Mengapa kisah-kisah itu menjadi menarik? Sebab, kisah itu memainkan perasaan, tepatnya emosi manusia. Ketika membaca atau menontonnya, di situ Anda merasa terwakili. Orang yang jahat harus menerima akibatnya, hukuman yang setimpal atau bahkan lebih. Sebaliknya, orang yang teraniaya, tertindas, dimusuhi harus menang dan mendapat kebahagiaan. Ini baru adil!
Apa jadinya jika pelaku antagonis tidak jadi dihukum atau malah mendapat tempat yang layak? Protes! Ya ini lumrah, ini biasa. Biasa dalam kehidupan yang terbentuk dari budaya turun-temurun yang dinamakan transaksional. Mirip seperti di pasar; saya mengeluarkan uang, kemudian saya mendapatkan barang atau jasa.
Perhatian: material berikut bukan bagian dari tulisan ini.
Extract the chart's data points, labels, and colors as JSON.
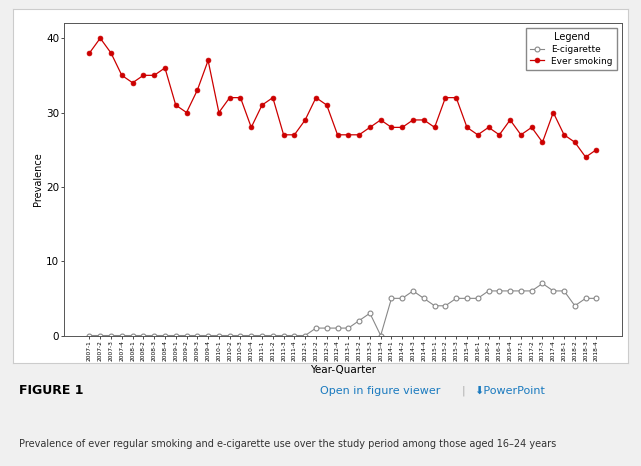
{
  "x_labels": [
    "2007-1",
    "2007-2",
    "2007-3",
    "2007-4",
    "2008-1",
    "2008-2",
    "2008-3",
    "2008-4",
    "2009-1",
    "2009-2",
    "2009-3",
    "2009-4",
    "2010-1",
    "2010-2",
    "2010-3",
    "2010-4",
    "2011-1",
    "2011-2",
    "2011-3",
    "2011-4",
    "2012-1",
    "2012-2",
    "2012-3",
    "2012-4",
    "2013-1",
    "2013-2",
    "2013-3",
    "2013-4",
    "2014-1",
    "2014-2",
    "2014-3",
    "2014-4",
    "2015-1",
    "2015-2",
    "2015-3",
    "2015-4",
    "2016-1",
    "2016-2",
    "2016-3",
    "2016-4",
    "2017-1",
    "2017-2",
    "2017-3",
    "2017-4",
    "2018-1",
    "2018-2",
    "2018-3",
    "2018-4"
  ],
  "ever_smoking": [
    38,
    40,
    38,
    35,
    34,
    35,
    35,
    36,
    31,
    30,
    33,
    37,
    30,
    32,
    32,
    28,
    31,
    32,
    27,
    27,
    29,
    32,
    31,
    27,
    27,
    27,
    28,
    29,
    28,
    28,
    29,
    29,
    28,
    32,
    32,
    28,
    27,
    28,
    27,
    29,
    27,
    28,
    26,
    30,
    27,
    26,
    24,
    25
  ],
  "e_cigarette": [
    0,
    0,
    0,
    0,
    0,
    0,
    0,
    0,
    0,
    0,
    0,
    0,
    0,
    0,
    0,
    0,
    0,
    0,
    0,
    0,
    0,
    1,
    1,
    1,
    1,
    2,
    3,
    0,
    5,
    5,
    6,
    5,
    4,
    4,
    5,
    5,
    5,
    6,
    6,
    6,
    6,
    6,
    7,
    6,
    6,
    4,
    5,
    5
  ],
  "smoking_color": "#cc0000",
  "ecig_color": "#888888",
  "ylabel": "Prevalence",
  "xlabel": "Year-Quarter",
  "legend_title": "Legend",
  "legend_labels": [
    "E-cigarette",
    "Ever smoking"
  ],
  "ylim": [
    0,
    42
  ],
  "yticks": [
    0,
    10,
    20,
    30,
    40
  ],
  "bg_color": "#f0f0f0",
  "panel_color": "#ffffff",
  "chart_bg": "#ffffff",
  "figure1_text": "FIGURE 1",
  "link_text": "Open in figure viewer",
  "powerpoint_text": "⬇PowerPoint",
  "caption": "Prevalence of ever regular smoking and e-cigarette use over the study period among those aged 16–24 years"
}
Tidak ada yang salah dalam relasi transaksional. Bukankah baik, kalau kita mengingat dan berterima kasih kepada mereka yang telah membantu dan membuat kita berhasil? Bayangkan kalau kita melupakan mereka? Lupa kacang akan kulitnya! Bukankah sudah sewajarnya kalau kita membalas dengan datang pada saat teman kita punya kenduri atau kedukaan, sebab ketika kita mengalami peristiwa yang sama, si teman itu juga hadir? Dalam pergaulan sosial, hal ini lumrah, biasa bahkan ada nilai keindahan. Namun, adakah perkara yang lebih dari biasanya?
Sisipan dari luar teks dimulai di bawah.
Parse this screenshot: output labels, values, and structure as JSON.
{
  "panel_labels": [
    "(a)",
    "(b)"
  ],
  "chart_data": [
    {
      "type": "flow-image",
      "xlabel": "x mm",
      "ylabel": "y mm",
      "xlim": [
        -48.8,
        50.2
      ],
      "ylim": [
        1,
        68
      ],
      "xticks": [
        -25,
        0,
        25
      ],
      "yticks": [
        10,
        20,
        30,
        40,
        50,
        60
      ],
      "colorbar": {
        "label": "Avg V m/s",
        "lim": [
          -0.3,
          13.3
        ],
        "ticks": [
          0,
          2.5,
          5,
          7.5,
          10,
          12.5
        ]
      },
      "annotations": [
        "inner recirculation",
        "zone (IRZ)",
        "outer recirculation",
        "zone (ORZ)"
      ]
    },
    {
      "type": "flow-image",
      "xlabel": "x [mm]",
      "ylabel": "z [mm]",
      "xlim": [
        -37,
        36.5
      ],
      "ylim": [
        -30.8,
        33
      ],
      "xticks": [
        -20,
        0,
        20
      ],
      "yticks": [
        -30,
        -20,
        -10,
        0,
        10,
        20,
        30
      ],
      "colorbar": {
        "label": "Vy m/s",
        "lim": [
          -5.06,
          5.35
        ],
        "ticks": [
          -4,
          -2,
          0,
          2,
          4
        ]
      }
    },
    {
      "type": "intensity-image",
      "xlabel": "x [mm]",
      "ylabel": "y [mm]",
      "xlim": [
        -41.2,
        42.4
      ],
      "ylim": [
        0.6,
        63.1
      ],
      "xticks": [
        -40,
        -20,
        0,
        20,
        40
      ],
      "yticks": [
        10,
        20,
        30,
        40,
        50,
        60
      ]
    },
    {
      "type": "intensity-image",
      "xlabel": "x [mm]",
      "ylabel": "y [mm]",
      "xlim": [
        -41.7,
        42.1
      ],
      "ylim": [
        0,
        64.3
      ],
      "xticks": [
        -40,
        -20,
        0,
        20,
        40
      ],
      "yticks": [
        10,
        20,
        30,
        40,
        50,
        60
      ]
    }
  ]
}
Apa yang lebih dari biasa, bisa lebih buruk atau bisa lebih menakjubkan. Tentu, yang kita mau bahas sekarang bukan yang lebih buruk, melainkan yang menakjubkan! Yesus mengajak kita selangkah di depan. Ini bukan perkara gagah-gagahan, melainkan solusi yang menawarkan kehidupan dan relasi yang lebih indah, lebih baik dan lebih surgawi. “Jikalau kamu berbuat baik kepada orang yang berbuat baik kepada kamu, apakah jasamu? Orang berdosa pun berbuat demikian.” (Lukas 6:33). Coba perhatikan apa yang diucapkan Yesus. Dalam kesadaran jernih, pasti kita akan membenarkan-Nya. Benar, setiap orang, termasuk orang-orang yang dikategorikan berdosa mereka akan membalas setiap tindakan baik dari orang lain kepada mereka dengan kebaikan yang serupa. Begitu pula ketika mereka mendapatkan perlakuan jahat, hal serupa pun akan mereka lakukan. Jika para pendengar Yesus melakukan tindakan serupa, jelas tidak ada lebihnya dari yang lain dan tidak ada gunanya juga Yesus mengajar mereka sebab ajaran-Nya hanya mengulang yang terdahulu.
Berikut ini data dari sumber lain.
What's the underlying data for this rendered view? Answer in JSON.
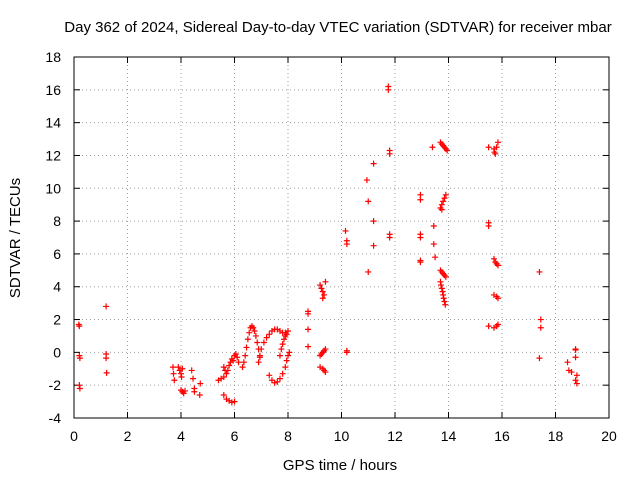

Dalam hal ini Yesus mengingatkan kepada para pendengar-Nya bukan sekedar untuk mencari sensasi bahwa mereka harus lebih unggul dari orang lain yang tidak mendengarkan ajaran-Nya. Namun, Yesus hendak mengembalikan cinta kasih pada esensi yang sebenarnya. Bukankah benar juga kalau kita membalas sebuah tindakan kasih dari seseorang dengan perlakuan sama, maka seperti transaksi; dia memberikan sesuatu lalu saya membayarnya lagi. Impas, tidak ada lebihnya! Dalam hal ini bukan berarti Yesus mengajak pendengar-Nya untuk berperilaku tidak tahu berterima kasih. Bukan itu pointnya.
Biasanya orang berpegang pada patokan ketimbalbalikan dalam bahasa Latin terungkap dalam kalimat pendek, Quid pro quo? yang berarti “Yang sudah diterima harus dibalas apa?” Yesus hendak mengajak kita berpikir lebih progresif: Kalian jangan bersikap baik hanya terhadap orang yang nyata-nyata membalas atau dapat membalas kalian dengan setimpal! Mentalitas seperti ini akan menciptakan “memberi untuk menerima kembali” alias transaksional. Dampaknya, orang hanya memikirkan sebuah tindakan kebaikan yang nantinya akan dibalas dengan kebaikan. Kebaikan semacam ini tidak pernah melahirkan “terima kasih” yang murni, melainkan selalu menciptakan kewajiban untuk membalas, atau yang kita kenal balas budi.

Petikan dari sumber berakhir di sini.